4) Apply minimal fix and targeted redeploy

Prefer targeted redeploys over full-fleet pushes:

scripts/prepare_hf_deployment.sh \
  --hf-namespace openenv \
  --env <env_name> \
  --skip-collection

Use openenv CLI as a supplement, not a replacement, for release triage:

Validate env layout quickly (uv run openenv validate ...) when applicable.
Keep release deploys on scripts/prepare_hf_deployment.sh to preserve suffix/pinning behavior.
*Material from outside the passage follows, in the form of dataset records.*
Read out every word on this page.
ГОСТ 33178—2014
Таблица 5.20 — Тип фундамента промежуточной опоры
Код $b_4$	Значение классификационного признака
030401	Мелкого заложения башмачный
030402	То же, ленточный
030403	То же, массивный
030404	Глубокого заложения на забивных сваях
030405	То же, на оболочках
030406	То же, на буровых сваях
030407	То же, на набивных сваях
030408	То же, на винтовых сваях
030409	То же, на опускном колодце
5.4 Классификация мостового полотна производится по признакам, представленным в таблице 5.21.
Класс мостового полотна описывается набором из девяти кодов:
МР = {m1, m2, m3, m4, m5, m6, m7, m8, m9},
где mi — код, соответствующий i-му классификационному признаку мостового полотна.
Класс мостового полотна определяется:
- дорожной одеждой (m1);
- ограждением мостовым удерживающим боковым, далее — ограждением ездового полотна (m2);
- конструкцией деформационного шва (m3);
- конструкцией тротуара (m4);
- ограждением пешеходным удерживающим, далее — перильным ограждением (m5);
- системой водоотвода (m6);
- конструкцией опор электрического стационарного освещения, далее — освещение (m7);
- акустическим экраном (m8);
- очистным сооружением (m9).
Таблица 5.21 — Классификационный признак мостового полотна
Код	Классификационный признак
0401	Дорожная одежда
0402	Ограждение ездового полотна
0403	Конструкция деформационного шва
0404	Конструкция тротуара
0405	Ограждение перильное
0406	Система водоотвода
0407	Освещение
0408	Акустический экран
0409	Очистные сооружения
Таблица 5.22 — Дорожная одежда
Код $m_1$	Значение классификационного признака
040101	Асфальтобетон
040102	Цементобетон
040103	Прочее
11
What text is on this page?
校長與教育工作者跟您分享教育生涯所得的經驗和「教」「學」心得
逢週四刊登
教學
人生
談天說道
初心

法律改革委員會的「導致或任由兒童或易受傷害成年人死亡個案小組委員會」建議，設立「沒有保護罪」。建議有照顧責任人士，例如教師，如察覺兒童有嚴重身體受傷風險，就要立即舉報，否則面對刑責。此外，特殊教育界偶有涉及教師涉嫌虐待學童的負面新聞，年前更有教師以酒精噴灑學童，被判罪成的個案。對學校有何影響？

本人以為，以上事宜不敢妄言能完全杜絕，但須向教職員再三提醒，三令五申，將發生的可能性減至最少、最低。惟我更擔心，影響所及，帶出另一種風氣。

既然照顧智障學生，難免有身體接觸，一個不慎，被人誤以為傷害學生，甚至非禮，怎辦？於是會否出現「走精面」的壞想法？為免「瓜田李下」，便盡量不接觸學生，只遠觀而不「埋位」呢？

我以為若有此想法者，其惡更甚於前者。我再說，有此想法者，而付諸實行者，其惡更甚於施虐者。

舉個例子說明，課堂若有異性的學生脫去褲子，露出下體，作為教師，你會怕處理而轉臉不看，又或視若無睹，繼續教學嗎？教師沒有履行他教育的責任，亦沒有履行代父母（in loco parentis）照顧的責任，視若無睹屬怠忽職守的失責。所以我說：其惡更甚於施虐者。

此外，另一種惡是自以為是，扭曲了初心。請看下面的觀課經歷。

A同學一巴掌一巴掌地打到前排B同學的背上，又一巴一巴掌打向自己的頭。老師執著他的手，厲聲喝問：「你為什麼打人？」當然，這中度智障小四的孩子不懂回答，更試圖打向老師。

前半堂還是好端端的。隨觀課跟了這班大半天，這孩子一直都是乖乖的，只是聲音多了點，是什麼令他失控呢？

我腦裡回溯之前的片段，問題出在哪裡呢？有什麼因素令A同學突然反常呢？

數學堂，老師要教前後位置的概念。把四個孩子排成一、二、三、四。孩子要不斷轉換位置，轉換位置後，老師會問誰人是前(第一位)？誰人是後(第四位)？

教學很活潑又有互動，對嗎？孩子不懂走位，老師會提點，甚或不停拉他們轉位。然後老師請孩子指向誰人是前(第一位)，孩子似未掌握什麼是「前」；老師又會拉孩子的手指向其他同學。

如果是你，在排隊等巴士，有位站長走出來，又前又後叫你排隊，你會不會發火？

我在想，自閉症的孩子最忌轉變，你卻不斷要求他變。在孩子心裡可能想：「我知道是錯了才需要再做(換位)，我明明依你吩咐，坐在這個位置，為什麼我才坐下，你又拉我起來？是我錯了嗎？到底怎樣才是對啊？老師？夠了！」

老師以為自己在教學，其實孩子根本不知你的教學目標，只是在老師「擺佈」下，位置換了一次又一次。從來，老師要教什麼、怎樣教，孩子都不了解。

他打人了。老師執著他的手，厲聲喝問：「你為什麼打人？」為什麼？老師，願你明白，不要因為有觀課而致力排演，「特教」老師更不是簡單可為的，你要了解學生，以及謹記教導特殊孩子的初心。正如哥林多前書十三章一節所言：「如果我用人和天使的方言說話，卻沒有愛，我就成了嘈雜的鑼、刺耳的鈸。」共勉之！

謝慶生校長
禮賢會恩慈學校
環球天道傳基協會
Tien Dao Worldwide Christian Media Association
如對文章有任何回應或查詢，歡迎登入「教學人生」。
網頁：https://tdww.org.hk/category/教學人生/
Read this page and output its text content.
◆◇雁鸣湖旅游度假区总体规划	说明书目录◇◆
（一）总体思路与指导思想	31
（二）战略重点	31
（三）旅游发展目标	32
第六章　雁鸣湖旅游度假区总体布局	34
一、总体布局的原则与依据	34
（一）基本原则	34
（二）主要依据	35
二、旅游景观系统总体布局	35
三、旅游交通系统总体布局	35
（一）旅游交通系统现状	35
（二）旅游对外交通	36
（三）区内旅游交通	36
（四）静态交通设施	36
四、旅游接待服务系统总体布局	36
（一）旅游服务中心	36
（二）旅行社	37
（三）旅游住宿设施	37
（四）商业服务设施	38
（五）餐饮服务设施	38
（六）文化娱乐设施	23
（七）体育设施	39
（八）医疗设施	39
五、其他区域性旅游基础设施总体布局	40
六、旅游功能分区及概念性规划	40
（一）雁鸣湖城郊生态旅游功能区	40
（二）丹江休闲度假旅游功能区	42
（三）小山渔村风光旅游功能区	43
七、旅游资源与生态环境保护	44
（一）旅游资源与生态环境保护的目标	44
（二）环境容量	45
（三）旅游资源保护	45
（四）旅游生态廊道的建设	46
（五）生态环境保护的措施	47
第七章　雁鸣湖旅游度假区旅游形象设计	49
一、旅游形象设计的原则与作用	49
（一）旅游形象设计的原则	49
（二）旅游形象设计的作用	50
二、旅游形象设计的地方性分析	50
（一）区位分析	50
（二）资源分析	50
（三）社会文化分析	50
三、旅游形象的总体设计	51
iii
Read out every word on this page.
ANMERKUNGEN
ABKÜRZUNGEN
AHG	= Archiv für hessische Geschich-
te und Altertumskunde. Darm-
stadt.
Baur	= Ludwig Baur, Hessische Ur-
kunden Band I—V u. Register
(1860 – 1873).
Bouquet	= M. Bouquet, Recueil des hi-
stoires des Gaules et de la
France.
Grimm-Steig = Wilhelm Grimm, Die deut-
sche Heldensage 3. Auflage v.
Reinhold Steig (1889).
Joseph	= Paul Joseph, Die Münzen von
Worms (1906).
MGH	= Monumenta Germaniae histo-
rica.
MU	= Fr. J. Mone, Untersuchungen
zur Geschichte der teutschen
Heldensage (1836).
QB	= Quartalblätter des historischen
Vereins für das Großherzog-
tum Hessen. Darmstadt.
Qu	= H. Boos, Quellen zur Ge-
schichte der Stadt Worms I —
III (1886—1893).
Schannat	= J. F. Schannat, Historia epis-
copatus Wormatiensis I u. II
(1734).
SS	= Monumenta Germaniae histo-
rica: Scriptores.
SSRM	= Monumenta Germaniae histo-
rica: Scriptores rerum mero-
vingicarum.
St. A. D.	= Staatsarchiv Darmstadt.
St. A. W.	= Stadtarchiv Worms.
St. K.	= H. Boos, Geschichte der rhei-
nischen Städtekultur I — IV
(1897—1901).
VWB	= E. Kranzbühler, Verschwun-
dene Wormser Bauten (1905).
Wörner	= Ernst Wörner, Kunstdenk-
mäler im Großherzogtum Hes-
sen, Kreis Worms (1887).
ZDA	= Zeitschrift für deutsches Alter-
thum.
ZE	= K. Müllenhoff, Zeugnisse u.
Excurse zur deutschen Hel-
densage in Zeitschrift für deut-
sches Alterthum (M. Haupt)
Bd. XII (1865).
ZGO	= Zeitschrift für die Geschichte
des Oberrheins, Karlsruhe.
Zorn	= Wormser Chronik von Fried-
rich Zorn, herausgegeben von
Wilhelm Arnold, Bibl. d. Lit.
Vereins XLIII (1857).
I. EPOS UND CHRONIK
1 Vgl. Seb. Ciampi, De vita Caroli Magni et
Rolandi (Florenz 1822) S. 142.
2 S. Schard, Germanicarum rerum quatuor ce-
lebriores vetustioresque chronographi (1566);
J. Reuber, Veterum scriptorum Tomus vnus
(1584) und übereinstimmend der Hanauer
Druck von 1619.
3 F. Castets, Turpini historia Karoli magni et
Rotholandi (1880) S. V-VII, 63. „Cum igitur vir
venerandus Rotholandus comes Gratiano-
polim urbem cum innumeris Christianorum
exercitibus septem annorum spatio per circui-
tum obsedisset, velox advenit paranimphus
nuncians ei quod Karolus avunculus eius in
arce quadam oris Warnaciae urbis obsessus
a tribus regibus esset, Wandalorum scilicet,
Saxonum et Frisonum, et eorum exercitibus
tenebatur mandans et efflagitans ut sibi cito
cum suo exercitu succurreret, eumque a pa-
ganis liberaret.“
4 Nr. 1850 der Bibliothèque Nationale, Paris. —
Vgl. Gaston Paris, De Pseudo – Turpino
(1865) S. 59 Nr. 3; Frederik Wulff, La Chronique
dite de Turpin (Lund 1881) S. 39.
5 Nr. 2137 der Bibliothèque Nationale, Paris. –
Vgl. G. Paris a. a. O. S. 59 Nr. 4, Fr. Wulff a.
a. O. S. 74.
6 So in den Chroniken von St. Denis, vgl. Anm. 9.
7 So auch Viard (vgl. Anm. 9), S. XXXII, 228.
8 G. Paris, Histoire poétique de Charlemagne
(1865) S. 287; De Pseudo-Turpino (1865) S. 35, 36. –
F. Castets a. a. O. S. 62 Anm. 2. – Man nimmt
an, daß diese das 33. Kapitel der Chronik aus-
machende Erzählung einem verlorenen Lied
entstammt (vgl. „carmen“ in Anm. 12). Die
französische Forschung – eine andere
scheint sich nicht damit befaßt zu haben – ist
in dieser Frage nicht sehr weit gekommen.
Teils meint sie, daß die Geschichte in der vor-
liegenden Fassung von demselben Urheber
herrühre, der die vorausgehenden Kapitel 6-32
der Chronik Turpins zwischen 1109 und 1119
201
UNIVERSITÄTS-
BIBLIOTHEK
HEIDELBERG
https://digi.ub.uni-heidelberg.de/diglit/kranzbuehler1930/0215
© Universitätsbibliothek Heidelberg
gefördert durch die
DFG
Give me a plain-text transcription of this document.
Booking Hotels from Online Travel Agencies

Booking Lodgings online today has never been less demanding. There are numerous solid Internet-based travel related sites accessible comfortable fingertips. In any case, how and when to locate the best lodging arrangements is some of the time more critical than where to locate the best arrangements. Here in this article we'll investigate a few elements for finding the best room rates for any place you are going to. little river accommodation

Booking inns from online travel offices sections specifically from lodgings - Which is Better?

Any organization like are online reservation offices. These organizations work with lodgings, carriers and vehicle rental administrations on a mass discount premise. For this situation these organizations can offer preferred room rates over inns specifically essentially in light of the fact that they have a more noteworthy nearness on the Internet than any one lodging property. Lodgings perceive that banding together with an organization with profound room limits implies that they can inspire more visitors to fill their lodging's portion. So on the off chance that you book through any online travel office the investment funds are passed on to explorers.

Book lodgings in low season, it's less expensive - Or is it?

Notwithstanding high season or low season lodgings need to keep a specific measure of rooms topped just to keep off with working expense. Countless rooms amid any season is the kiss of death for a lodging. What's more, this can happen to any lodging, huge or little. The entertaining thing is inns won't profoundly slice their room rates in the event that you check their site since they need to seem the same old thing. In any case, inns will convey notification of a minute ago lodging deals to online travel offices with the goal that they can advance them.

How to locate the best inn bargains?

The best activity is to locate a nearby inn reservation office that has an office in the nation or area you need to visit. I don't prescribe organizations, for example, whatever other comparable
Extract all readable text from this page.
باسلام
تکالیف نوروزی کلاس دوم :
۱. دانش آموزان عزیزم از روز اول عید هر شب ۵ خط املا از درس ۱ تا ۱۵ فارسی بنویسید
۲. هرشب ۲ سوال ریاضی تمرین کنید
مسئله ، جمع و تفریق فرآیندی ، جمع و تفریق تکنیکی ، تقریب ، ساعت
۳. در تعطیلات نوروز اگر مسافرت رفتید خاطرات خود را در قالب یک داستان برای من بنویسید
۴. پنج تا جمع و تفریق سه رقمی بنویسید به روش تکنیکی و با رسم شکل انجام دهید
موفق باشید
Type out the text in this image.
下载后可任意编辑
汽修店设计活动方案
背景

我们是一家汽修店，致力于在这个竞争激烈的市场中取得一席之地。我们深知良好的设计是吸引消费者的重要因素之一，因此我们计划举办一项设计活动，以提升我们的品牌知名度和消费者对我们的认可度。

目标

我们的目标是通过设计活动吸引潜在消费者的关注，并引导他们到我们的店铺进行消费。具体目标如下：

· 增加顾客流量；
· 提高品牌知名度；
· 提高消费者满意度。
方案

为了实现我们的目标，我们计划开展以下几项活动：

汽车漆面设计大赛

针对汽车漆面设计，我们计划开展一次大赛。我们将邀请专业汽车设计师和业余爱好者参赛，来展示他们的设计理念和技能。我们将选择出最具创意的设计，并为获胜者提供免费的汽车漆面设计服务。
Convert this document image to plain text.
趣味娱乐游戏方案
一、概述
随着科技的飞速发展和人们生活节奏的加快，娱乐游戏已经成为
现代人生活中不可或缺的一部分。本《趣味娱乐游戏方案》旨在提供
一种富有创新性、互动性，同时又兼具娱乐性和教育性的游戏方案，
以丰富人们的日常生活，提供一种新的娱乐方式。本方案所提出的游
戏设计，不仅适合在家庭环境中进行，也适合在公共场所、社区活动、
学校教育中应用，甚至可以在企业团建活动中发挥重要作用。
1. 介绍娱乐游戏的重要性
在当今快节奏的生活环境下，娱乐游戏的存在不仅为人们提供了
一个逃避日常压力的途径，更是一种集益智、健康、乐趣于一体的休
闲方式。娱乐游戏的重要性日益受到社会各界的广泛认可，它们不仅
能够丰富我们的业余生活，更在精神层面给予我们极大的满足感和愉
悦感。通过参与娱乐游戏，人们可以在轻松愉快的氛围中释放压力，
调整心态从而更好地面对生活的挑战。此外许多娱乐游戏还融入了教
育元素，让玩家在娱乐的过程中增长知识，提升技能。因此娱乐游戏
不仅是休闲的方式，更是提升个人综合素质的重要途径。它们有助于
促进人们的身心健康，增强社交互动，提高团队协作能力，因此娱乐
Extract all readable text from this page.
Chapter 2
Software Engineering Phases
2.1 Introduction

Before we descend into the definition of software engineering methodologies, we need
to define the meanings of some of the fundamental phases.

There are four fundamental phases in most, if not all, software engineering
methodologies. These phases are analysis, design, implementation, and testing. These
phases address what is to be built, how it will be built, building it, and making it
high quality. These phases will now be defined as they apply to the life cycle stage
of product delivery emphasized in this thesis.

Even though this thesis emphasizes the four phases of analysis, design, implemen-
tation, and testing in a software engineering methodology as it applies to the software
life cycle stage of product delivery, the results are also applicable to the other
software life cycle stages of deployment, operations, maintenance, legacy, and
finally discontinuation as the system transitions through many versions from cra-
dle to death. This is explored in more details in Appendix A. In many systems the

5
5) Unstick runtime when code is already good

If Space remains in APP_STARTING with no actionable error:

uv run --with huggingface_hub python - <<'PY'
from huggingface_hub import HfApi
api = HfApi()
api.restart_space("openenv/<space-id>", factory_reboot=True)
PY

If still stuck, force recreation as last resort:

hf repo delete openenv/<space-id> --repo-type space
scripts/prepare_hf_deployment.sh --hf-namespace openenv --env <env_name> --skip-collection

6) Verify and close

Verify both runtime stage and health endpoint:

hf spaces info openenv/<space-id> --expand=runtime
curl -sS -m 10 https://<space-subdomain>.hf.space/health

Then verify fleet-wide:

hf spaces ls --author openenv --limit 500 --expand=runtime \
  | jq -r '.[] | select(.id|test("-v[0-9]+-[0-9]+-[0-9]+$")) \
    | select(.runtime.stage!="RUNNING" and .runtime.stage!="SLEEPING") \
    | [.id, .runtime.stage] | @tsv' | sort

7) Reconcile collection

When targeted deploys are done, update collection membership for the same version:

python3 scripts/manage_hf_collection.py \
  --version vX.Y.Z \
  --collection-namespace openenv \
  --space-id openenv/<space-id>

Add one --space-id per redeployed space.